First, calculate the Net Gain:

  • Net Gain = $15,000 - $10,000 = $5,000

Next, calculate the Total ROI:

  • ROI = ($5,000 / $10,000) × 100 = 50.0%

Then, calculate the Annualized ROI:

  • Annualized ROI = ((1 + (50 / 100)) ^ (1 / 3)) - 1
  • Annualized ROI = ((1.5) ^ 0.3333) - 1
  • Annualized ROI = 1.1447 - 1 = 0.1447 = 14.47%

The investment yielded a total ROI of 50.0% over three years, which annualizes to a 14.47% return per year. The Return Multiple is 1.50x.

💡 To gain a clear understanding of the absolute profit or loss from any investment, our Investment Gain Loss Calculator provides a direct financial summary.

Understanding Investment Performance: Beyond Simple ROI

Return on Investment (ROI) is a foundational metric for assessing the profitability of any capital outlay, from personal savings to corporate ventures. It provides a straightforward measure of how much gain or loss an investment generated relative to its initial cost. However, a simple ROI percentage alone doesn't always tell the full story, especially when comparing investments with different holding periods. This is where annualized ROI becomes crucial, normalizing returns to a yearly basis for fair comparison. For example, a 50% ROI over 3 years is significantly different from 50% over 10 years. By also looking at the net gain/loss and the return multiple, investors can gain a holistic understanding of their portfolio's performance and make more informed decisions about future capital deployment.

ROI in Investment Reporting and Disclosure

Return on Investment (ROI) is a fundamental metric that appears frequently in investment reporting and is subject to various disclosure requirements, particularly for public companies and regulated financial products. In the United States, the Securities and Exchange Commission (SEC) mandates that publicly traded companies provide clear and consistent financial statements (like 10-K and 10-Q reports) that contain all the necessary data to calculate ROI and other performance metrics. While the SEC does not prescribe a single "ROI" calculation, it requires transparency in how returns are presented to investors, ensuring that any performance claims are backed by verifiable data.

For investment funds, such as mutual funds or exchange-traded funds (ETFs), regulatory bodies like the Financial Industry Regulatory Authority (FINRA) and the SEC require standardized performance reporting. This often involves presenting total return, which is a variant of ROI, over various periods (e.g., 1-year, 5-year, 10-year, inception) to allow for consistent comparison across different funds. These regulations aim to prevent misleading advertising and ensure that investors have accurate information to make informed decisions, reinforcing trust and integrity in financial markets.

Frequently Asked Questions

What is Return on Investment (ROI)?

Return on Investment (ROI) is a performance measure used to evaluate the efficiency or profitability of an investment.

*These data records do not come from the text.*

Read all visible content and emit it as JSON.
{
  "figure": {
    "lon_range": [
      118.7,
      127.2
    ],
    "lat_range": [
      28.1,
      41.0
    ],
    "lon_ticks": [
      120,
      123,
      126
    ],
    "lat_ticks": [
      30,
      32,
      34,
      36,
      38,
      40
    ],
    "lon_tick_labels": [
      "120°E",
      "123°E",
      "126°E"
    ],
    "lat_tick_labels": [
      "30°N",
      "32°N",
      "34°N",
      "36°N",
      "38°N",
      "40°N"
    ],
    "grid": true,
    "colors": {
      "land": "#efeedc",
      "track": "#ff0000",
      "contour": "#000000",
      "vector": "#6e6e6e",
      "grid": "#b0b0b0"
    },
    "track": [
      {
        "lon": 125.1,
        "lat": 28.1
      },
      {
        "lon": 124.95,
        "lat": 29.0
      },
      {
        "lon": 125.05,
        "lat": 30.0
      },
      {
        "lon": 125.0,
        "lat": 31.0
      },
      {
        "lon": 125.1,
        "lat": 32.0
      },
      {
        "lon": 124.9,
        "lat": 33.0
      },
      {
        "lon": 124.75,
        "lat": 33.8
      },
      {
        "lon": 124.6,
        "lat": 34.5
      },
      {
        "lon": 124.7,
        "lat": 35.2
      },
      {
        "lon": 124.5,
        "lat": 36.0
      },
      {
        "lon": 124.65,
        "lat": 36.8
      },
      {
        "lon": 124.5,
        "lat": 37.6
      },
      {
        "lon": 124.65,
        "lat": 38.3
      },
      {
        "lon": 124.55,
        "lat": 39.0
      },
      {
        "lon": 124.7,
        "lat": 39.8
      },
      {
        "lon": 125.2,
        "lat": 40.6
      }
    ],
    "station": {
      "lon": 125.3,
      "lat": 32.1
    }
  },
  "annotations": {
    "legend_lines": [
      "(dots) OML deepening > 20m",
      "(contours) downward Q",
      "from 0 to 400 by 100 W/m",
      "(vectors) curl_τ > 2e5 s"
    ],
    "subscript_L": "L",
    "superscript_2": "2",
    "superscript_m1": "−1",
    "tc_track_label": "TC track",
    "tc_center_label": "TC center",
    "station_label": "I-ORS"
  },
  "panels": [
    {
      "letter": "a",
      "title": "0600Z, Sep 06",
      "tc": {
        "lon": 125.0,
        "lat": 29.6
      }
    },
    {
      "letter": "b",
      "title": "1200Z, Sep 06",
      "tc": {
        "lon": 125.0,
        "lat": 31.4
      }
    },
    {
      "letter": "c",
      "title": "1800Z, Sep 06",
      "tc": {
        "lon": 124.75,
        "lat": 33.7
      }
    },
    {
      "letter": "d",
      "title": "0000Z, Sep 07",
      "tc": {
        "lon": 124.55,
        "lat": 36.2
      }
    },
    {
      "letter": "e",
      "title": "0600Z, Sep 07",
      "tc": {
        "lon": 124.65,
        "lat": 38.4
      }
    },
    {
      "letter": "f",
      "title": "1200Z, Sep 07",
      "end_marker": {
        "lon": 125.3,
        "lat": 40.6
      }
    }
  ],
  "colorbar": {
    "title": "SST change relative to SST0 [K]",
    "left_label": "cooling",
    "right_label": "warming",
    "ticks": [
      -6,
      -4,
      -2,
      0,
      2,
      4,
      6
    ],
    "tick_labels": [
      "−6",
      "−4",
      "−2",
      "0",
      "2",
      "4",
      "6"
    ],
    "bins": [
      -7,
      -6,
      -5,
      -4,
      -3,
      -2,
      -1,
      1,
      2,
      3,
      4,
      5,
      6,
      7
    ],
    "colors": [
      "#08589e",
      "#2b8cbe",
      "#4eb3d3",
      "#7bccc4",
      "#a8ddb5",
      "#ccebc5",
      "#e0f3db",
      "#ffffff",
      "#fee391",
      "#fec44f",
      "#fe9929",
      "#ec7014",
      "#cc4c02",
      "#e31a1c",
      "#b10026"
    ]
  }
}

It directly compares the gain or loss from an investment relative to its cost. ROI is widely used to assess the financial benefits of various investments, from stocks and real estate to marketing campaigns and equipment purchases.

How is ROI calculated?

ROI is calculated by subtracting the initial invested amount from the final returned amount (net gain), and then dividing that result by the initial invested amount. This figure is then multiplied by 100 to express it as a percentage. The formula is: ROI = ((Returned Amount - Invested Amount) / Invested Amount) × 100.

What is a good ROI?

A good ROI is generally considered to be positive, indicating a profitable investment. However, what constitutes a 'good' ROI varies significantly by asset class, risk level, and time horizon. For example, a 7-10% annualized ROI is often considered good for diversified stock portfolios, while real estate might target 10-15%, and venture capital much higher (20%+).

What is annualized ROI?

Annualized ROI converts the total return of an investment into an average annual percentage, making it easier to compare investments with different holding periods. It assumes the investment compounds annually. The formula uses the total ROI and the number of years the investment was held, typically by taking the nth root of (1 + total ROI as a decimal) and subtracting 1.